Under the new Cook County Wage Theft Ordinance, businesses found to have violated the Fair Labor Standards Act (FLSA), Illinois Wage Payment and Collection Act, Illinois Worker Adjustment and Retraining Notification (WARN), Illinois Employee Classification Act, and/or any other similar state laws regarding the payment of wages may find themselves ineligible to do business with the County of Cook.  This is applicable to any person or entity who, within the prior five-year period, has admitted or has been adjudicated liable in any judicial or administrative proceeding of committing, absent a finding of “good cause,” a repeated or willful violation of federal or state wage payment laws. Under the terms of the ordinance, a business violator may:

  • become ineligible and/or disqualified from receiving or renewing business licenses in Cook County;
  • be barred from contracting with Cook County;
  • be found in default under existing Cook County contracts; and/or
  • become ineligible for property tax incentives.

As of May 1, 2015, businesses requesting tax incentives from the Cook County Assessor must certify, under oath, that for the past five years they have not been found in willful or repeated violations of federal or state wage and hour laws. Unless an express waiver is granted by the County Board, any person or business that has been found liable for a repeated or willful violation of state or federal wage payment laws will be ineligible for tax incentives. Moreover, if the County Assessor becomes aware that an employer has violated wage and hour statutes within the prior five years, the Assessor has the authority to revoke the incentive or classification unless the employer cures the violation within 45 days.

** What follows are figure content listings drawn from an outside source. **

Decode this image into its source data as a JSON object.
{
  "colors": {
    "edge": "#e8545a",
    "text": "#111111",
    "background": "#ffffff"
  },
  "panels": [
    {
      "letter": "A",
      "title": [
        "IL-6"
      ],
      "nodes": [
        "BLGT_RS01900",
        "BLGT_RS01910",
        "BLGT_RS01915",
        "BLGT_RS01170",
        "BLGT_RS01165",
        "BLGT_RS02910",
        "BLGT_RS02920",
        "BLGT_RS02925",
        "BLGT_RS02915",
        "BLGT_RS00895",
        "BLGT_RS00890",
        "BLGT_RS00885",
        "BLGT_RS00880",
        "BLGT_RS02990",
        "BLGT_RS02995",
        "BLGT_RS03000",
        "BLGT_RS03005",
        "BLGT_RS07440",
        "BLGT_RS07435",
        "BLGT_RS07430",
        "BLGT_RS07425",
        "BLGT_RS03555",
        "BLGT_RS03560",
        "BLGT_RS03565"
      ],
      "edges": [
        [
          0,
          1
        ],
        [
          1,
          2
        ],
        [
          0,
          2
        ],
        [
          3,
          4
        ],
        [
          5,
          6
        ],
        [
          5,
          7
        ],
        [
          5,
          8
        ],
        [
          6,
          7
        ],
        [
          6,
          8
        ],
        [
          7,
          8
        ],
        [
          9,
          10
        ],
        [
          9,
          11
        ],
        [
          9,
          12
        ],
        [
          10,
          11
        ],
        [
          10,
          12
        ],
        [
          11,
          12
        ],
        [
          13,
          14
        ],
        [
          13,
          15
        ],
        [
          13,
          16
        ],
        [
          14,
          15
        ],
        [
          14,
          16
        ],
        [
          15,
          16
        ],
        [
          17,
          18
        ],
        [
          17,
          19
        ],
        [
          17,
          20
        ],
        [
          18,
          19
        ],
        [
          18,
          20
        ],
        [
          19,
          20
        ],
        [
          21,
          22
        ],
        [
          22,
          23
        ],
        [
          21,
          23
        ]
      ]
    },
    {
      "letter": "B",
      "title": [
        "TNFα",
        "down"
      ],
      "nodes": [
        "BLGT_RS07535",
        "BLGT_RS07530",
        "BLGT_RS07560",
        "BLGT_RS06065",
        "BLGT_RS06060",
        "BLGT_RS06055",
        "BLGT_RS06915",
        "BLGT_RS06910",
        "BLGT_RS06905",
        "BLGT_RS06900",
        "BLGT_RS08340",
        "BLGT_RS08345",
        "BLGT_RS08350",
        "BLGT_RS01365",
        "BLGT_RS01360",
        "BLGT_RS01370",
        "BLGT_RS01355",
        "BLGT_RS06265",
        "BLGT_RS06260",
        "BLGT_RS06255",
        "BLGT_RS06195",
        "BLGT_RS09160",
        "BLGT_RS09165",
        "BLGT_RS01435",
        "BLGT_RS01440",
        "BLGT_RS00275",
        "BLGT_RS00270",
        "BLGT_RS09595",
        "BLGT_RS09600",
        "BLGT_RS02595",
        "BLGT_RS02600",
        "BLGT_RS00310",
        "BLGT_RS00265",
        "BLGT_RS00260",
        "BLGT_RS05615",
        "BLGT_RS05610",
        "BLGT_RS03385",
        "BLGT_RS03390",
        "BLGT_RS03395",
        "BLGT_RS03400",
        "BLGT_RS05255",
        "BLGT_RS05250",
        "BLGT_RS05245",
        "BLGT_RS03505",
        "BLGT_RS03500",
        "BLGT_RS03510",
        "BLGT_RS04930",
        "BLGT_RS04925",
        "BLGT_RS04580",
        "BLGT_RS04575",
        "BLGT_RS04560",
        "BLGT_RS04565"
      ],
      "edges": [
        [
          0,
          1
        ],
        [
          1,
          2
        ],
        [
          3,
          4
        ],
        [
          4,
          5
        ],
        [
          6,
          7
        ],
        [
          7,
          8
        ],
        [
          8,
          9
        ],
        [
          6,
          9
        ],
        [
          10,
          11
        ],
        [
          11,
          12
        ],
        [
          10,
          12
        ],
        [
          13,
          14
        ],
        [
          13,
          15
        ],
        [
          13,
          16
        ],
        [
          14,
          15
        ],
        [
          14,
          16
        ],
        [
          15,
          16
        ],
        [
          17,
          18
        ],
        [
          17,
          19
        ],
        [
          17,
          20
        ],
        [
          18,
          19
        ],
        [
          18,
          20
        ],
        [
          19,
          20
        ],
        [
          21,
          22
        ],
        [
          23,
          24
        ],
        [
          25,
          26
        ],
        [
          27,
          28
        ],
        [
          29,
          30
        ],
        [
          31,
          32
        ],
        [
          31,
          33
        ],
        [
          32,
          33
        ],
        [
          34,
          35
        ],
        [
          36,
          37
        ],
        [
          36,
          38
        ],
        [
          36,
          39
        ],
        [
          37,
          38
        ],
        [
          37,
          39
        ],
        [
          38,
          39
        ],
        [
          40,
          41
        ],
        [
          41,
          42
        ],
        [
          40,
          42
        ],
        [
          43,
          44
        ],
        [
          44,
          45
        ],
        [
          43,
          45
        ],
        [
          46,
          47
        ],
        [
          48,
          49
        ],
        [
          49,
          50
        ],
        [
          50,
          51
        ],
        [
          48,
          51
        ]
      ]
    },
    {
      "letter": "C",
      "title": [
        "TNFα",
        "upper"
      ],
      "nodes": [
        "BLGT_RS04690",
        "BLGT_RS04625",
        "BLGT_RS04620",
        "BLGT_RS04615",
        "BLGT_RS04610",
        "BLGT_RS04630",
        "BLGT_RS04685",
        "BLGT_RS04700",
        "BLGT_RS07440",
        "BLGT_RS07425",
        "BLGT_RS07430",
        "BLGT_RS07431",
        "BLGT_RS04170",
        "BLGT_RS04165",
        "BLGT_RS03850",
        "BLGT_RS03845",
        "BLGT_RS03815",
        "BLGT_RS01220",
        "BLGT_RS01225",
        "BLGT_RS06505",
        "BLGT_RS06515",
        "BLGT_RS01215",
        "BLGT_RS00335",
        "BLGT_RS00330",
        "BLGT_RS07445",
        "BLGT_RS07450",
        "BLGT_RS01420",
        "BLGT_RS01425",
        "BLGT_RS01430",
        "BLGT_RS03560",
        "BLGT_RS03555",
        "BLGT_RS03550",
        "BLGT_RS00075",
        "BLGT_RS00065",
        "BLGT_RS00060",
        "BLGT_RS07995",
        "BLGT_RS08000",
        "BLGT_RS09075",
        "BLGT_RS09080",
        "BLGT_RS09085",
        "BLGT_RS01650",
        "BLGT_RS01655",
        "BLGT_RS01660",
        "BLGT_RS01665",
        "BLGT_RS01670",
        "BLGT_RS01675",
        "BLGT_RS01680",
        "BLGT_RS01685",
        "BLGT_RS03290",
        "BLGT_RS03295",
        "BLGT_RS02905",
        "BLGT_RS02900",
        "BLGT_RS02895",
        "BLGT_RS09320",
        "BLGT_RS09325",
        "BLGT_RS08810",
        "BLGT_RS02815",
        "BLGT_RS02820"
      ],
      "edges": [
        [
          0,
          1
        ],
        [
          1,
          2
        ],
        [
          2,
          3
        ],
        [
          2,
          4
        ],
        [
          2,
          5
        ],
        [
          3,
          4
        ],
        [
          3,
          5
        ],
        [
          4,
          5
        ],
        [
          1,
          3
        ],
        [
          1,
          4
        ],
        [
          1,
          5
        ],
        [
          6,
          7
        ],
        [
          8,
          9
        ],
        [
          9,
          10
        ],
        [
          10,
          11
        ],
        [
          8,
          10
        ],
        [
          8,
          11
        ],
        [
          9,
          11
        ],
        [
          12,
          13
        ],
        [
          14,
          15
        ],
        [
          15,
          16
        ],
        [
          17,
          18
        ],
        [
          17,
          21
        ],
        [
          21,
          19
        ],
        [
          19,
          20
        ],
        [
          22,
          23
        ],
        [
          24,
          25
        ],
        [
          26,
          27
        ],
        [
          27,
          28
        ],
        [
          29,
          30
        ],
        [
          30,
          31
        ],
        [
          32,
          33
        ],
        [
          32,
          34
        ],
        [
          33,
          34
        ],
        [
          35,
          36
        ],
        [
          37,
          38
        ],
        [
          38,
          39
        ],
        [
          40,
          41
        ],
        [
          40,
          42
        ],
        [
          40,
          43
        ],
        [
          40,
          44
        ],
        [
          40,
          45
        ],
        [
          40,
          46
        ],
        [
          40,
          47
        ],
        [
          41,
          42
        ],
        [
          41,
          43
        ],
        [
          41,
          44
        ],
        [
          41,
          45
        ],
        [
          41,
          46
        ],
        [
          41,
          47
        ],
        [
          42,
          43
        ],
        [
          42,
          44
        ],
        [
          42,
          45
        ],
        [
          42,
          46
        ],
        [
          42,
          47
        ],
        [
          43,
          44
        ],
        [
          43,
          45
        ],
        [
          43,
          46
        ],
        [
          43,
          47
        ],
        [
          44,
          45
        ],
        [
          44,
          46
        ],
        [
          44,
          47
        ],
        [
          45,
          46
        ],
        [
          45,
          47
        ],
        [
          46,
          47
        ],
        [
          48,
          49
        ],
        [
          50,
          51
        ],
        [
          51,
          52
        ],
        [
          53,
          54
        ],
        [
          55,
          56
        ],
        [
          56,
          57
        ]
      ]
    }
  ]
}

The new ordinance also requires that any person seeking to contract with the County of Cook must certify, under oath, that the applicant has not been found to have repeatedly or willfully violated federal or state wage and hour laws anywhere in the country, either by an administrative agency or a court. If a violation is deemed to have occurred, the County Chief Procurement Officer has the authority to issue a notice of default under existing contracts.

Because of the ramifications of the new Wage Theft Ordinance, it is even more important than ever that entities and individuals that do business within and with the County of Cook are in compliance with federal and state wage and hour requirements.  It is also important that, if your business has been found in violation of federal or state wage and hour laws in the prior five years, you have any applicable application to the County of Cook reviewed by counsel prior to submission to ascertain if a waiver can be sought or asserted. Lastly, it is imperative to have counsel involved in any settlement agreements that are drafted to ensure that the wording utilized does not inadvertently solve one problem while creating others.